Name A Minor Planet
Name A Minor Planet!
2010 celebrates the 80th anniversary of the discovery of Pluto and marks the 1st anniversary of Venetia Burney Phair, the most influential 11year old in the history of astronomy who, died on 30th April 2009, aged 90.
Venetia was a young schoolgirl living in Oxford, England in 1930, when she came up with the name Pluto for the newly discovered Planet X.
In the only documentary about Venetia’s story made by Father Films and entitled Naming Pluto, Venetia recalls the moment she came up with the name. “My grandfather opened the paper and in it he read that a new planet had been discovered. He wondered what it should be called. We all wondered then I said, “Why not call it Pluto”. And the whole thing stemmed from that.”
As a tribute to Venetia’s extraordinary contribution and to its young discoverer, the American Clyde Tombaugh, Space Renaissance Education Chapter, in collaboration with Father Films, announce the launch of Naming X, a global online competition, to find the next influential student or school group with the creative and scientific talent to suggest a suitable name for a minor planet and a reason why. The Committee for Small Body Nomenclature (CSBN) of the International Astronomical Union, the body responsible for the naming of minor planets and comets, is supporting this educational initiative and will consider the winning names for the naming of minor planets.
‘We have a first class judging panel and with the support of CSBN we are very excited to see the results of an inspired global think tank. We may even repeat history’ say organisers Thilina Heenatigala & Ginita Jimenez.
Judges for Naming X include Canadian astronomer & comet discoverer, David Levy, Professor Ian Morison of Gresham University, who holds the oldest chair of Astronomy in the world also held by Christopher Wren and Marc W. Buie, collaborator on the New Horizons Mission to Pluto & staff scientist at Southwest Research Institute (SwRI), one of the oldest and largest independent, nonprofit, applied research and development (R&D) organizations in the United States.
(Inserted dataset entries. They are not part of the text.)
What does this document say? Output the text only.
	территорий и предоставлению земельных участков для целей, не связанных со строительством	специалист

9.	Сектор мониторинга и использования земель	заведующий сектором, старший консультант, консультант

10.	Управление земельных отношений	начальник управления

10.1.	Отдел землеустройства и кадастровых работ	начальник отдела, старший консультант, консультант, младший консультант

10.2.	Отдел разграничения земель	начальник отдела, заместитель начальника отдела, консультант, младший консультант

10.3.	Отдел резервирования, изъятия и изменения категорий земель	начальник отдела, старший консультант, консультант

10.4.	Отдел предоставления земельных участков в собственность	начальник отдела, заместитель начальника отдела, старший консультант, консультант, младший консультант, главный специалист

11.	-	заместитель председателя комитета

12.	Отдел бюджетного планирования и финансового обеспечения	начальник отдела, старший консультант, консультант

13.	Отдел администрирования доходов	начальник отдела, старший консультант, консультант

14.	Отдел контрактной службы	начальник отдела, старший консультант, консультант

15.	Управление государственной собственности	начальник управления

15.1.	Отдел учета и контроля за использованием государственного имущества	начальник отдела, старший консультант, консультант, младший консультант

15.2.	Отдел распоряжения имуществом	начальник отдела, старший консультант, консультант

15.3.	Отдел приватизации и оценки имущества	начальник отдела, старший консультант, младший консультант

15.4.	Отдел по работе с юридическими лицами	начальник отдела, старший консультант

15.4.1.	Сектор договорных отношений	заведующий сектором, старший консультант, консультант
Educators, Carolina Odman, Julia Elizabeth Taylor, Janet Ivey-Duensing and Joan Chamberlin will also assist.
Applicants can only apply online and must follow the competition’s guidelines very carefully. For full terms and conditions and winning prizes visit:
Naming X closes on 30th May 2010 and winning names will be announced around June 14th 2010. If you had a chance to name a minor planet, what name would you give it and why?